Harry C. Bishop, 88, a pediatric surgeon who pioneered techniques for operating on newborns, died of heart failure May 4 at home in Haverford.

In 1954, Dr. Bishop was recruited to join Children's Hospital of Philadelphia by C. Everett Koop, the hospital's surgeon-in-chief.

Dr. Bishop had been chief pediatric surgical resident at Children's Hospital Boston, which had established the first pediatric surgical division in the country. In Philadelphia, Dr. Koop established the second in the late 1940s.

For the next 27 years, Koop and Dr. Bishop together developed surgical techniques that would be used around the world, including the Bishop-Koop operation to treat intestinal obstruction in babies. The men were able to surgically correct potentially fatal anatomical abnormalities.

In a statement from New Hampshire, where he lives, Koop said: "Philadelphia and the surgical world lost a warrior, and I lost a close friend and surgical partner.
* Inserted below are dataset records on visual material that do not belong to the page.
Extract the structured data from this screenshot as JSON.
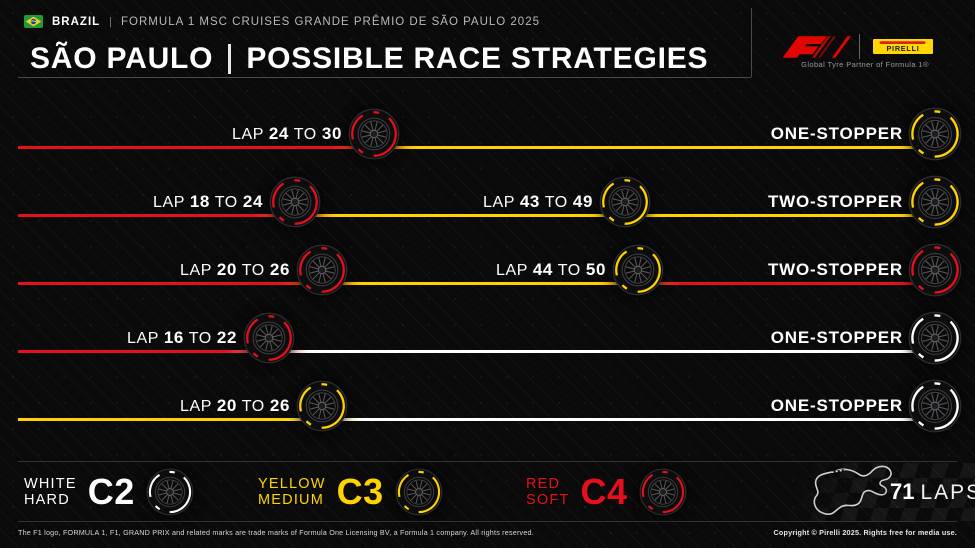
{
  "header": {
    "country": "BRAZIL",
    "separator": "|",
    "event": "FORMULA 1 MSC CRUISES GRANDE PRÊMIO DE SÃO PAULO 2025",
    "title_left": "SÃO PAULO",
    "title_right": "POSSIBLE RACE STRATEGIES",
    "f1_logo_alt": "F1",
    "pirelli_logo_text": "PIRELLI",
    "partner_caption": "Global Tyre Partner of Formula 1®"
  },
  "labels": {
    "lap_word": "LAP",
    "to_word": "TO"
  },
  "compounds": {
    "hard": {
      "code": "C2",
      "color_name": "WHITE",
      "name": "HARD",
      "color": "#ffffff"
    },
    "medium": {
      "code": "C3",
      "color_name": "YELLOW",
      "name": "MEDIUM",
      "color": "#ffd300"
    },
    "soft": {
      "code": "C4",
      "color_name": "RED",
      "name": "SOFT",
      "color": "#e6101c"
    }
  },
  "chart_data": {
    "type": "table",
    "title": "SÃO PAULO | POSSIBLE RACE STRATEGIES",
    "total_laps": 71,
    "strategies": [
      {
        "label": "ONE-STOPPER",
        "stints": [
          "soft",
          "medium"
        ],
        "pit_windows": [
          {
            "from": "24",
            "to": "30"
          }
        ]
      },
      {
        "label": "TWO-STOPPER",
        "stints": [
          "soft",
          "medium",
          "medium"
        ],
        "pit_windows": [
          {
            "from": "18",
            "to": "24"
          },
          {
            "from": "43",
            "to": "49"
          }
        ]
      },
      {
        "label": "TWO-STOPPER",
        "stints": [
          "soft",
          "medium",
          "soft"
        ],
        "pit_windows": [
          {
            "from": "20",
            "to": "26"
          },
          {
            "from": "44",
            "to": "50"
          }
        ]
      },
      {
        "label": "ONE-STOPPER",
        "stints": [
          "soft",
          "hard"
        ],
        "pit_windows": [
          {
            "from": "16",
            "to": "22"
          }
        ]
      },
      {
        "label": "ONE-STOPPER",
        "stints": [
          "medium",
          "hard"
        ],
        "pit_windows": [
          {
            "from": "20",
            "to": "26"
          }
        ]
      }
    ]
  },
  "legend_section": {
    "order": [
      "hard",
      "medium",
      "soft"
    ],
    "laps_value": "71",
    "laps_label": "LAPS"
  },
  "footer": {
    "left": "The F1 logo, FORMULA 1, F1, GRAND PRIX and related marks are trade marks of Formula One Licensing BV, a Formula 1 company. All rights reserved.",
    "right": "Copyright © Pirelli 2025. Rights free for media use."
  }
}
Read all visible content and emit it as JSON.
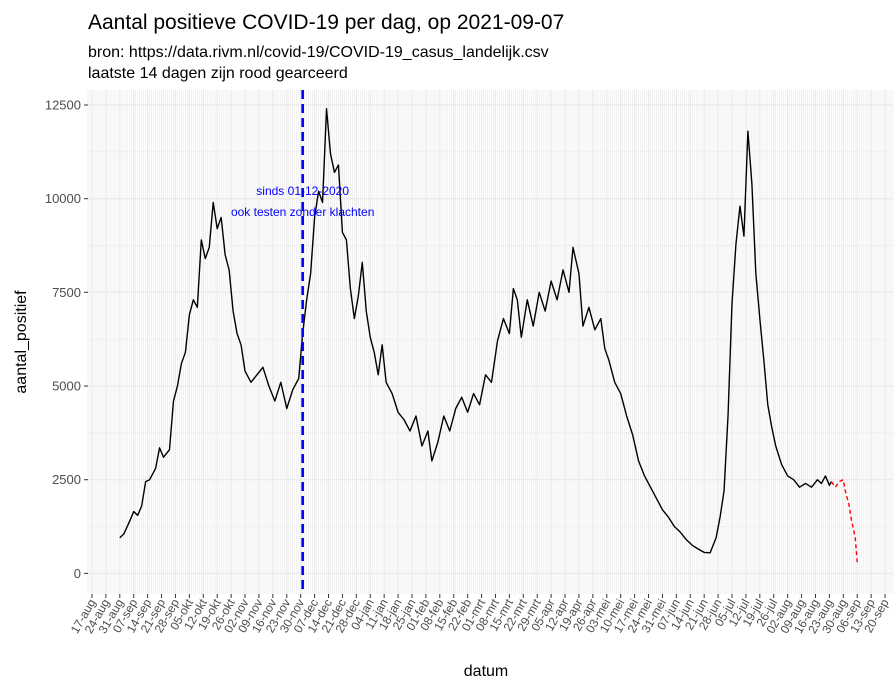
{
  "title": "Aantal positieve COVID-19 per dag, op 2021-09-07",
  "subtitle_line1": "bron: https://data.rivm.nl/covid-19/COVID-19_casus_landelijk.csv",
  "subtitle_line2": "laatste 14 dagen zijn rood gearceerd",
  "colors": {
    "line": "#000000",
    "last14": "#ff0000",
    "vline": "#0000ff",
    "annotation": "#0000ff",
    "grid": "#ebebeb",
    "background": "#ffffff"
  },
  "chart_data": {
    "type": "line",
    "title": "Aantal positieve COVID-19 per dag, op 2021-09-07",
    "xlabel": "datum",
    "ylabel": "aantal_positief",
    "ylim": [
      0,
      12500
    ],
    "yticks": [
      0,
      2500,
      5000,
      7500,
      10000,
      12500
    ],
    "xrange": [
      "2020-08-15",
      "2021-09-24"
    ],
    "grid": true,
    "xticks": [
      {
        "date": "2020-08-17",
        "label": "17-aug"
      },
      {
        "date": "2020-08-24",
        "label": "24-aug"
      },
      {
        "date": "2020-08-31",
        "label": "31-aug"
      },
      {
        "date": "2020-09-07",
        "label": "07-sep"
      },
      {
        "date": "2020-09-14",
        "label": "14-sep"
      },
      {
        "date": "2020-09-21",
        "label": "21-sep"
      },
      {
        "date": "2020-09-28",
        "label": "28-sep"
      },
      {
        "date": "2020-10-05",
        "label": "05-okt"
      },
      {
        "date": "2020-10-12",
        "label": "12-okt"
      },
      {
        "date": "2020-10-19",
        "label": "19-okt"
      },
      {
        "date": "2020-10-26",
        "label": "26-okt"
      },
      {
        "date": "2020-11-02",
        "label": "02-nov"
      },
      {
        "date": "2020-11-09",
        "label": "09-nov"
      },
      {
        "date": "2020-11-16",
        "label": "16-nov"
      },
      {
        "date": "2020-11-23",
        "label": "23-nov"
      },
      {
        "date": "2020-11-30",
        "label": "30-nov"
      },
      {
        "date": "2020-12-07",
        "label": "07-dec"
      },
      {
        "date": "2020-12-14",
        "label": "14-dec"
      },
      {
        "date": "2020-12-21",
        "label": "21-dec"
      },
      {
        "date": "2020-12-28",
        "label": "28-dec"
      },
      {
        "date": "2021-01-04",
        "label": "04-jan"
      },
      {
        "date": "2021-01-11",
        "label": "11-jan"
      },
      {
        "date": "2021-01-18",
        "label": "18-jan"
      },
      {
        "date": "2021-01-25",
        "label": "25-jan"
      },
      {
        "date": "2021-02-01",
        "label": "01-feb"
      },
      {
        "date": "2021-02-08",
        "label": "08-feb"
      },
      {
        "date": "2021-02-15",
        "label": "15-feb"
      },
      {
        "date": "2021-02-22",
        "label": "22-feb"
      },
      {
        "date": "2021-03-01",
        "label": "01-mrt"
      },
      {
        "date": "2021-03-08",
        "label": "08-mrt"
      },
      {
        "date": "2021-03-15",
        "label": "15-mrt"
      },
      {
        "date": "2021-03-22",
        "label": "22-mrt"
      },
      {
        "date": "2021-03-29",
        "label": "29-mrt"
      },
      {
        "date": "2021-04-05",
        "label": "05-apr"
      },
      {
        "date": "2021-04-12",
        "label": "12-apr"
      },
      {
        "date": "2021-04-19",
        "label": "19-apr"
      },
      {
        "date": "2021-04-26",
        "label": "26-apr"
      },
      {
        "date": "2021-05-03",
        "label": "03-mei"
      },
      {
        "date": "2021-05-10",
        "label": "10-mei"
      },
      {
        "date": "2021-05-17",
        "label": "17-mei"
      },
      {
        "date": "2021-05-24",
        "label": "24-mei"
      },
      {
        "date": "2021-05-31",
        "label": "31-mei"
      },
      {
        "date": "2021-06-07",
        "label": "07-jun"
      },
      {
        "date": "2021-06-14",
        "label": "14-jun"
      },
      {
        "date": "2021-06-21",
        "label": "21-jun"
      },
      {
        "date": "2021-06-28",
        "label": "28-jun"
      },
      {
        "date": "2021-07-05",
        "label": "05-jul"
      },
      {
        "date": "2021-07-12",
        "label": "12-jul"
      },
      {
        "date": "2021-07-19",
        "label": "19-jul"
      },
      {
        "date": "2021-07-26",
        "label": "26-jul"
      },
      {
        "date": "2021-08-02",
        "label": "02-aug"
      },
      {
        "date": "2021-08-09",
        "label": "09-aug"
      },
      {
        "date": "2021-08-16",
        "label": "16-aug"
      },
      {
        "date": "2021-08-23",
        "label": "23-aug"
      },
      {
        "date": "2021-08-30",
        "label": "30-aug"
      },
      {
        "date": "2021-09-06",
        "label": "06-sep"
      },
      {
        "date": "2021-09-13",
        "label": "13-sep"
      },
      {
        "date": "2021-09-20",
        "label": "20-sep"
      }
    ],
    "vline": {
      "date": "2020-12-01",
      "style": "dashed"
    },
    "annotation": {
      "date": "2020-12-01",
      "line1": "sinds 01-12-2020",
      "line2": "ook testen zonder klachten",
      "y1": 10200,
      "y2": 9650
    },
    "series": [
      {
        "style": "solid",
        "points": [
          [
            "2020-08-31",
            950
          ],
          [
            "2020-09-02",
            1050
          ],
          [
            "2020-09-05",
            1400
          ],
          [
            "2020-09-07",
            1650
          ],
          [
            "2020-09-09",
            1550
          ],
          [
            "2020-09-11",
            1800
          ],
          [
            "2020-09-13",
            2450
          ],
          [
            "2020-09-15",
            2500
          ],
          [
            "2020-09-18",
            2800
          ],
          [
            "2020-09-20",
            3350
          ],
          [
            "2020-09-22",
            3100
          ],
          [
            "2020-09-25",
            3300
          ],
          [
            "2020-09-27",
            4600
          ],
          [
            "2020-09-29",
            5000
          ],
          [
            "2020-10-01",
            5600
          ],
          [
            "2020-10-03",
            5900
          ],
          [
            "2020-10-05",
            6900
          ],
          [
            "2020-10-07",
            7300
          ],
          [
            "2020-10-09",
            7100
          ],
          [
            "2020-10-11",
            8900
          ],
          [
            "2020-10-13",
            8400
          ],
          [
            "2020-10-15",
            8700
          ],
          [
            "2020-10-17",
            9900
          ],
          [
            "2020-10-19",
            9200
          ],
          [
            "2020-10-21",
            9500
          ],
          [
            "2020-10-23",
            8500
          ],
          [
            "2020-10-25",
            8100
          ],
          [
            "2020-10-27",
            7000
          ],
          [
            "2020-10-29",
            6400
          ],
          [
            "2020-10-31",
            6100
          ],
          [
            "2020-11-02",
            5400
          ],
          [
            "2020-11-05",
            5100
          ],
          [
            "2020-11-08",
            5300
          ],
          [
            "2020-11-11",
            5500
          ],
          [
            "2020-11-14",
            5000
          ],
          [
            "2020-11-17",
            4600
          ],
          [
            "2020-11-20",
            5100
          ],
          [
            "2020-11-23",
            4400
          ],
          [
            "2020-11-26",
            4900
          ],
          [
            "2020-11-29",
            5200
          ],
          [
            "2020-12-01",
            6400
          ],
          [
            "2020-12-03",
            7300
          ],
          [
            "2020-12-05",
            8000
          ],
          [
            "2020-12-07",
            9500
          ],
          [
            "2020-12-09",
            10200
          ],
          [
            "2020-12-11",
            9900
          ],
          [
            "2020-12-13",
            12400
          ],
          [
            "2020-12-15",
            11200
          ],
          [
            "2020-12-17",
            10700
          ],
          [
            "2020-12-19",
            10900
          ],
          [
            "2020-12-21",
            9100
          ],
          [
            "2020-12-23",
            8900
          ],
          [
            "2020-12-25",
            7600
          ],
          [
            "2020-12-27",
            6800
          ],
          [
            "2020-12-29",
            7400
          ],
          [
            "2020-12-31",
            8300
          ],
          [
            "2021-01-02",
            7000
          ],
          [
            "2021-01-04",
            6300
          ],
          [
            "2021-01-06",
            5900
          ],
          [
            "2021-01-08",
            5300
          ],
          [
            "2021-01-10",
            6100
          ],
          [
            "2021-01-12",
            5100
          ],
          [
            "2021-01-15",
            4800
          ],
          [
            "2021-01-18",
            4300
          ],
          [
            "2021-01-21",
            4100
          ],
          [
            "2021-01-24",
            3800
          ],
          [
            "2021-01-27",
            4200
          ],
          [
            "2021-01-30",
            3400
          ],
          [
            "2021-02-02",
            3800
          ],
          [
            "2021-02-04",
            3000
          ],
          [
            "2021-02-07",
            3500
          ],
          [
            "2021-02-10",
            4200
          ],
          [
            "2021-02-13",
            3800
          ],
          [
            "2021-02-16",
            4400
          ],
          [
            "2021-02-19",
            4700
          ],
          [
            "2021-02-22",
            4300
          ],
          [
            "2021-02-25",
            4800
          ],
          [
            "2021-02-28",
            4500
          ],
          [
            "2021-03-03",
            5300
          ],
          [
            "2021-03-06",
            5100
          ],
          [
            "2021-03-09",
            6200
          ],
          [
            "2021-03-12",
            6800
          ],
          [
            "2021-03-15",
            6400
          ],
          [
            "2021-03-17",
            7600
          ],
          [
            "2021-03-19",
            7300
          ],
          [
            "2021-03-21",
            6300
          ],
          [
            "2021-03-24",
            7300
          ],
          [
            "2021-03-27",
            6600
          ],
          [
            "2021-03-30",
            7500
          ],
          [
            "2021-04-02",
            7000
          ],
          [
            "2021-04-05",
            7800
          ],
          [
            "2021-04-08",
            7300
          ],
          [
            "2021-04-11",
            8100
          ],
          [
            "2021-04-14",
            7500
          ],
          [
            "2021-04-16",
            8700
          ],
          [
            "2021-04-19",
            8000
          ],
          [
            "2021-04-21",
            6600
          ],
          [
            "2021-04-24",
            7100
          ],
          [
            "2021-04-27",
            6500
          ],
          [
            "2021-04-30",
            6800
          ],
          [
            "2021-05-02",
            6000
          ],
          [
            "2021-05-04",
            5700
          ],
          [
            "2021-05-07",
            5100
          ],
          [
            "2021-05-10",
            4800
          ],
          [
            "2021-05-13",
            4200
          ],
          [
            "2021-05-16",
            3700
          ],
          [
            "2021-05-19",
            3000
          ],
          [
            "2021-05-22",
            2600
          ],
          [
            "2021-05-25",
            2300
          ],
          [
            "2021-05-28",
            2000
          ],
          [
            "2021-05-31",
            1700
          ],
          [
            "2021-06-03",
            1500
          ],
          [
            "2021-06-06",
            1250
          ],
          [
            "2021-06-09",
            1100
          ],
          [
            "2021-06-12",
            900
          ],
          [
            "2021-06-15",
            750
          ],
          [
            "2021-06-18",
            650
          ],
          [
            "2021-06-21",
            560
          ],
          [
            "2021-06-24",
            550
          ],
          [
            "2021-06-27",
            950
          ],
          [
            "2021-06-29",
            1500
          ],
          [
            "2021-07-01",
            2200
          ],
          [
            "2021-07-03",
            4200
          ],
          [
            "2021-07-05",
            7200
          ],
          [
            "2021-07-07",
            8800
          ],
          [
            "2021-07-09",
            9800
          ],
          [
            "2021-07-11",
            9000
          ],
          [
            "2021-07-13",
            11800
          ],
          [
            "2021-07-15",
            10400
          ],
          [
            "2021-07-17",
            8000
          ],
          [
            "2021-07-19",
            6800
          ],
          [
            "2021-07-21",
            5700
          ],
          [
            "2021-07-23",
            4500
          ],
          [
            "2021-07-25",
            3900
          ],
          [
            "2021-07-27",
            3400
          ],
          [
            "2021-07-30",
            2900
          ],
          [
            "2021-08-02",
            2600
          ],
          [
            "2021-08-05",
            2500
          ],
          [
            "2021-08-08",
            2300
          ],
          [
            "2021-08-11",
            2400
          ],
          [
            "2021-08-14",
            2300
          ],
          [
            "2021-08-17",
            2500
          ],
          [
            "2021-08-19",
            2400
          ],
          [
            "2021-08-21",
            2600
          ],
          [
            "2021-08-23",
            2350
          ],
          [
            "2021-08-24",
            2450
          ]
        ]
      },
      {
        "style": "dashed",
        "points": [
          [
            "2021-08-24",
            2450
          ],
          [
            "2021-08-26",
            2300
          ],
          [
            "2021-08-28",
            2450
          ],
          [
            "2021-08-30",
            2500
          ],
          [
            "2021-08-31",
            2200
          ],
          [
            "2021-09-02",
            1800
          ],
          [
            "2021-09-03",
            1450
          ],
          [
            "2021-09-04",
            1200
          ],
          [
            "2021-09-05",
            950
          ],
          [
            "2021-09-06",
            300
          ]
        ]
      }
    ]
  }
}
A warrior because Harry never found a surgical problem he did not try to fix. A friend and surgical partner because when I was away, Harry was there, and vice versa."

Dr. Bishop was calm and deliberate, and parents loved him, said Jack Downes, former chief of the department of anesthesiology at Children's Hospital of Philadelphia. He was wise and well-read on all the pediatric literature, Downes said.

Dr. Bishop was also a talented administrator, Downes said. In the 1960s, Dr. Bishop was president of the medical staff at Children's Hospital, and Downes was on the planning committee for the first pediatric intensive-care unit in the country. The hospital was in tight quarters in an old building on Bainbridge Street, Downes said.

"Harry came in one morning and said he had figured out a four-way move to shift wards to carve out a small ICU unit," and he made it work, Downes said.

In 1974, Dr. Bishop helped organize the hospital's move to University City.

Koop left Children's Hospital in 1981 to become deputy assistant secretary for health in what is now the U.S. Department of Health and Human Services, and nine months later he became surgeon general.

Dr. Bishop remained at the hospital for 10 more years, retiring in 1991. He once estimated that he had operated on 9,000 children during his 37 years at Children's Hospital. He was also professor of surgery at the University of Pennsylvania School of Medicine.

He lectured all over the world and was elected to the British Pediatric Surgical Society and the German Pediatric Society. He was the author or a coauthor of 78 scientific publications.

Dr. Bishop graduated from Great Neck High School in Nassau County, N.Y., and earned a bachelor's degree from Dartmouth College. He attended Dartmouth Medical School, graduated from Harvard Medical School, and completed an internship at New York Hospital-Cornell Medical Center. He served in the Army Medical Corps in Wyoming and Kansas.

In addition to his residency at Children's Hospital Boston, Dr. Bishop completed surgical residencies at Mary Imogene Hospital in Cooperstown, N.Y., and Brigham and Women's Hospital in Boston.

In 1984, he married Deborah Dilworth Bishop, whom he had met a lecture at Penn's Museum of Archaeology and Anthropology.

Dr. Bishop loved sailing in the Caribbean and on the Chesapeake and puttering around the garden, his wife said. He fashioned boat models and other woodworking projects and was a skilled electrician and plumber, she said.

In addition to his wife, Dr. Bishop is survived by sons Robert and Thomas; a daughter, Katharine Kilmurray; stepchildren William, Daisy, and Noel Newbold; four grandchildren; and a brother. He was predeceased by his former wife, Katharine Thayer.

A funeral will be held at 11 a.m. June 6 at Christ Church, Second and Market Streets.